Key Takeaways
- U.S. equities were up again at midday after Fed Chair Jerome Powell downplayed worries about a U.S. economic slowdown.
- Darden Restaurants gave a positive outlook on consumer spending on dining out, and shares rose.
- Accenture warned federal spending cuts are hurting its revenue.
U.S. equities rallied for a second straight session at midday following comments from Fed Chair Jerome Powell that eased concerns about an economic slowdown. The Dow Jones Industrial Average, S&P 500, and Nasdaq all gained.
Darden Restaurants (DRI) shares climbed when the operator of Olive Garden and LongHorn Steakhouse restaurants said it doesn’t see consumers pulling back spending on dining out.

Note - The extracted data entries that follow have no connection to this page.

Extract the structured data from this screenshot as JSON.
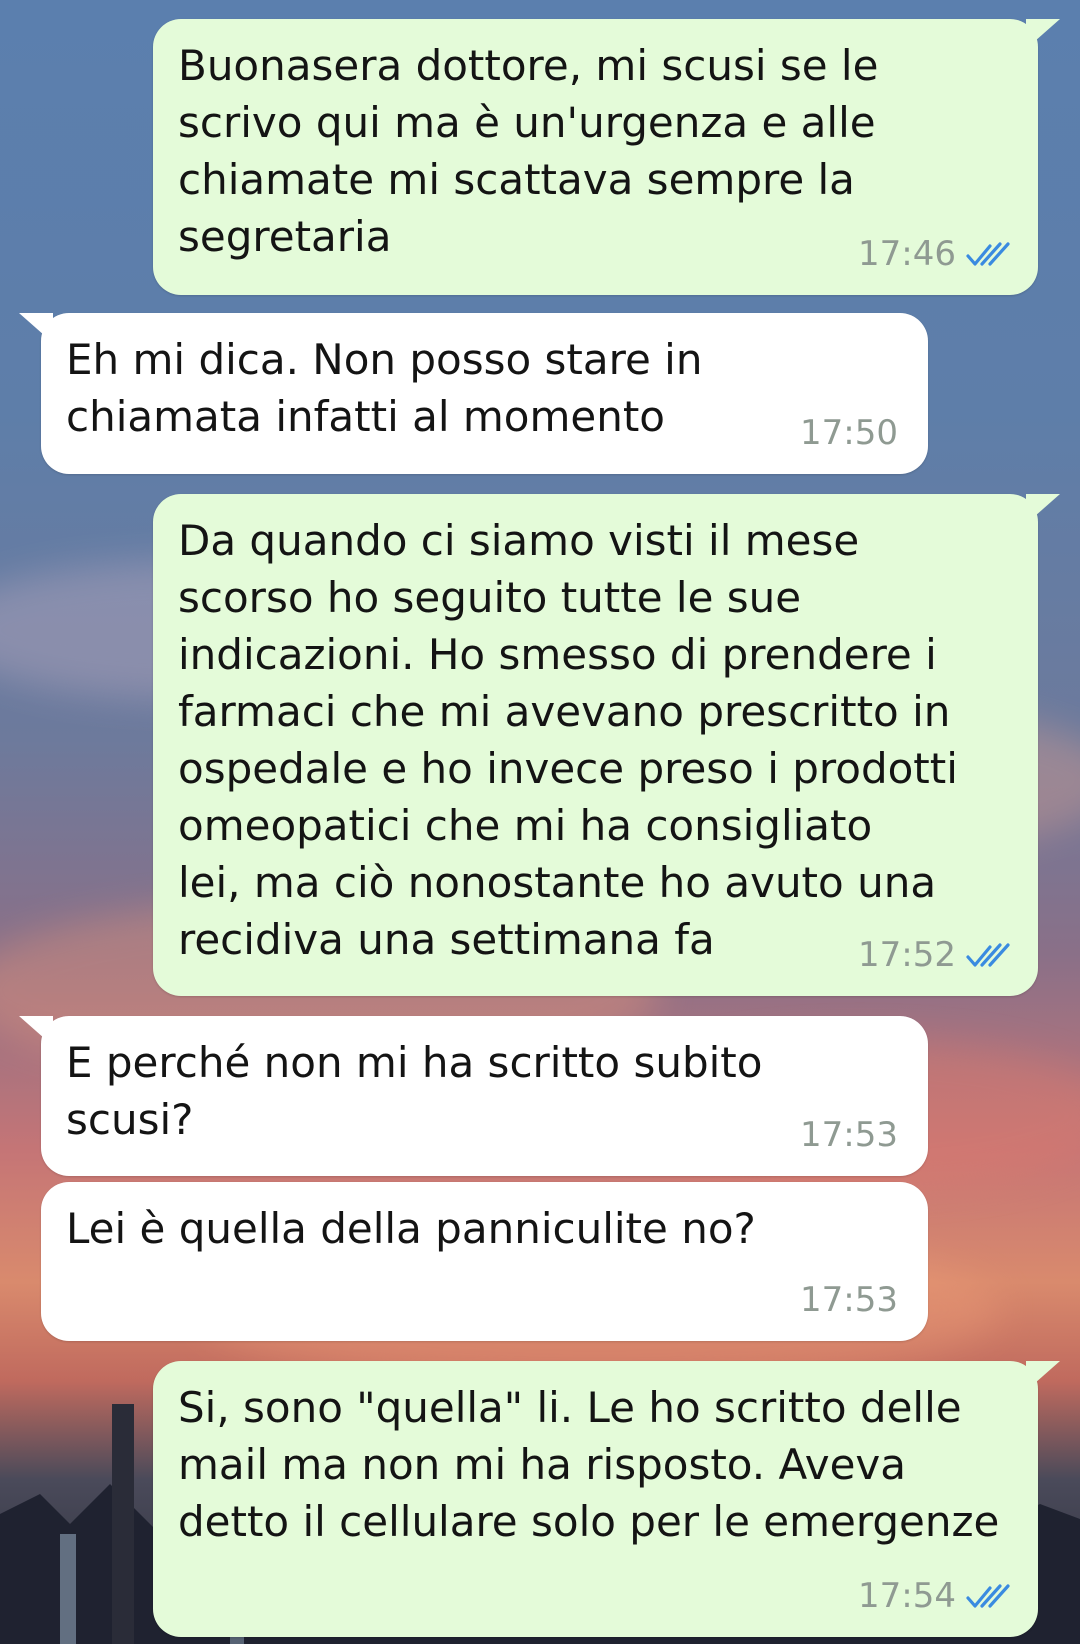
{
  "conversation": {
    "messages": [
      {
        "direction": "outgoing",
        "text": "Buonasera dottore, mi scusi se le\nscrivo qui ma è un'urgenza e alle\nchiamate mi scattava sempre la\nsegretaria",
        "time": "17:46",
        "status_icon": "double-check-read-icon"
      },
      {
        "direction": "incoming",
        "text": "Eh mi dica. Non posso stare in\nchiamata infatti al momento",
        "time": "17:50"
      },
      {
        "direction": "outgoing",
        "text": "Da quando ci siamo visti il mese\nscorso ho seguito tutte le sue\nindicazioni. Ho smesso di prendere i\nfarmaci che mi avevano prescritto in\nospedale e ho invece preso i prodotti\nomeopatici che mi ha consigliato\nlei, ma ciò nonostante ho avuto una\nrecidiva una settimana fa",
        "time": "17:52",
        "status_icon": "double-check-read-icon"
      },
      {
        "direction": "incoming",
        "text": "E perché non mi ha scritto subito\nscusi?",
        "time": "17:53"
      },
      {
        "direction": "incoming",
        "text": "Lei è quella della panniculite no?",
        "time": "17:53"
      },
      {
        "direction": "outgoing",
        "text": "Si, sono \"quella\" li. Le ho scritto delle\nmail ma non mi ha risposto. Aveva\ndetto il cellulare solo per le emergenze",
        "time": "17:54",
        "status_icon": "double-check-read-icon"
      }
    ]
  },
  "colors": {
    "outgoing_bubble": "#e4fbd9",
    "incoming_bubble": "#ffffff",
    "read_ticks": "#3a8be0",
    "timestamp": "#8f9a92"
  }
}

Shares of Five Below (FIVE) jumped after the discount retailer reported better-than-expected results and outlook, citing its holiday sales strategy. It also planned to open more locations.
Jabil (JBL) also beat quarterly estimates and issued a rosy outlook on continuing demand for more artificial intelligence (AI) products.
Microchip Technology (MCHP) shares sank after the struggling semiconductor company announced it had brought in Macquarie Group to help sell its Fab 2 wafer fabrication facility in Tempe, Ariz.
Shares of Accenture (ACN) declined when the consulting firm warned that federal spending cuts were starting to negatively impact its revenue.
Stellantis (STLA) shares slid on a downgrade from Piper Sandler, which pointed to too much uncertainty surrounding the carmaker.
Oil and gold futures advanced. The yield on the 10-year Treasury note was little changed. The U.S. dollar was higher versus the euro, pound, and yen. The price of most major cryptocurrencies traded lower.